First, let’s be clear on what we are not saying. We are not saying that religion should be hidden from view. We have only respect for those elected officials who profess a deep religious belief, and we are appalled when media voices pour scorn on religious people.

But we are saying that no matter how profoundly religion influences you, when you make a public argument, you must ground your statements in reason and a language of morality that is accessible to everyone—to people of different religions or no religion at all. In our diverse democracy, Americans need a common political discourse not dominated by exclusivist theology.

So much for the Founding.

Posted by Orrin Judd at January 4, 2006 9:06 AM

Here's another fun one:

The issue of the 200th anniversary re-enactment of the Battle of Trafalgar was a particular cause for mirth.

Mr Hague explained that in order to avoid any offence, the re-enactment of the British victory over France was to be fought between a red fleet and a blue fleet.

"Just a little tip if you want to put a bet on it," he added. "The cheese-eating surrender monkeys are in red this time."


Another pop at the Germans involved the result of a survey that suggested that they had difficulty relaxing when on holiday.

"I'm not so sure," he said. "If anyone's got a history of making themselves feel at home in other people's countries, it's the Germans."


In one column last year he commented on reports that France's population was rising by concluding: "Maybe drinking lots of wine and being totally unreasonable is good for your sex life after all."

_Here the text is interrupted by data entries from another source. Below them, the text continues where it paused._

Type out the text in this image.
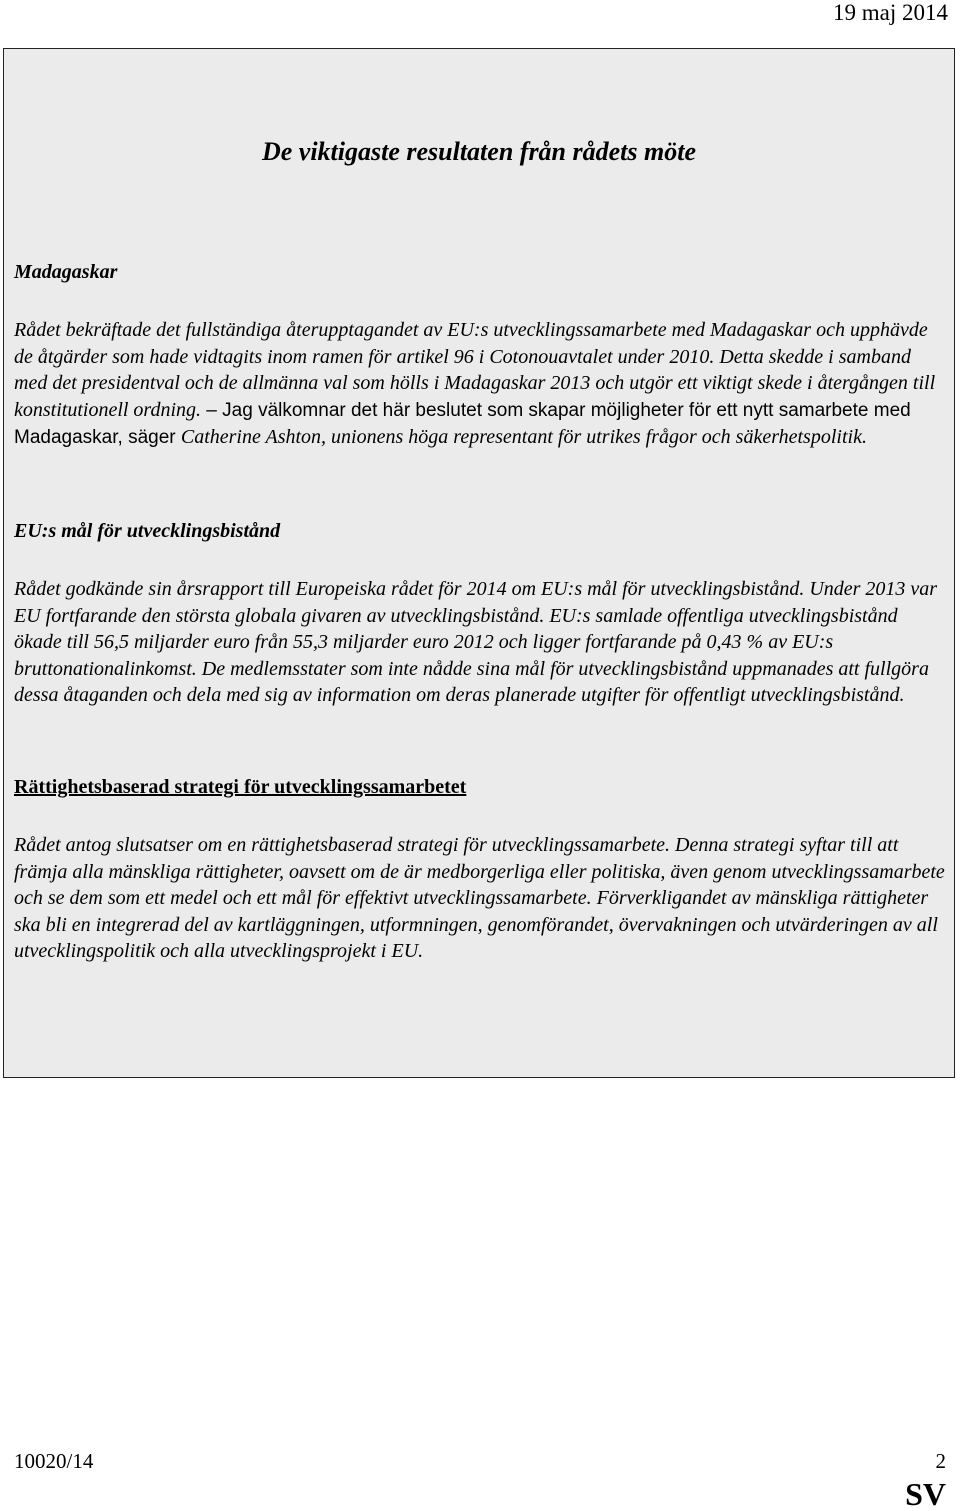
19 maj 2014
De viktigaste resultaten från rådets möte

Madagaskar

Rådet bekräftade det fullständiga återupptagandet av EU:s utvecklingssamarbete med Madagaskar och upphävde de åtgärder som hade vidtagits inom ramen för artikel 96 i Cotonouavtalet under 2010. Detta skedde i samband med det presidentval och de allmänna val som hölls i Madagaskar 2013 och utgör ett viktigt skede i återgången till konstitutionell ordning. – Jag välkomnar det här beslutet som skapar möjligheter för ett nytt samarbete med Madagaskar, säger Catherine Ashton, unionens höga representant för utrikes frågor och säkerhetspolitik.

EU:s mål för utvecklingsbistånd

Rådet godkände sin årsrapport till Europeiska rådet för 2014 om EU:s mål för utvecklingsbistånd. Under 2013 var EU fortfarande den största globala givaren av utvecklingsbistånd. EU:s samlade offentliga utvecklingsbistånd ökade till 56,5 miljarder euro från 55,3 miljarder euro 2012 och ligger fortfarande på 0,43 % av EU:s bruttonationalinkomst. De medlemsstater som inte nådde sina mål för utvecklingsbistånd uppmanades att fullgöra dessa åtaganden och dela med sig av information om deras planerade utgifter för offentligt utvecklingsbistånd.

Rättighetsbaserad strategi för utvecklingssamarbetet

Rådet antog slutsatser om en rättighetsbaserad strategi för utvecklingssamarbete. Denna strategi syftar till att främja alla mänskliga rättigheter, oavsett om de är medborgerliga eller politiska, även genom utvecklingssamarbete och se dem som ett medel och ett mål för effektivt utvecklingssamarbete. Förverkligandet av mänskliga rättigheter ska bli en integrerad del av kartläggningen, utformningen, genomförandet, övervakningen och utvärderingen av all utvecklingspolitik och alla utvecklingsprojekt i EU.

10020/14	2
SV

Labour then suggests that making fun of the Germans and French is anti-British, or something. Ridiculous.

Posted by: John Thacker at January 4, 2006 11:02 AM

Cameron's so close to Blair, might as well vote Labour.

Posted by: Sandy P at January 4, 2006 2:46 PM


The point being Labour isn't that close to Blair.

Posted by: oj at January 4, 2006 3:03 PM

Why are morality, ethics, and value systems seem so impossible to some without the centering of a professed belief in one god?

Posted by: Grog at January 4, 2006 11:35 PM


Because they are impossible without God. Indeed, they're unnecessary unless God.

Posted by: oj at January 5, 2006 8:09 AM

So I guess all non-monotheistic societies must live in some kind of moral vacuum that explains all the savagery they force upon the rest of the world?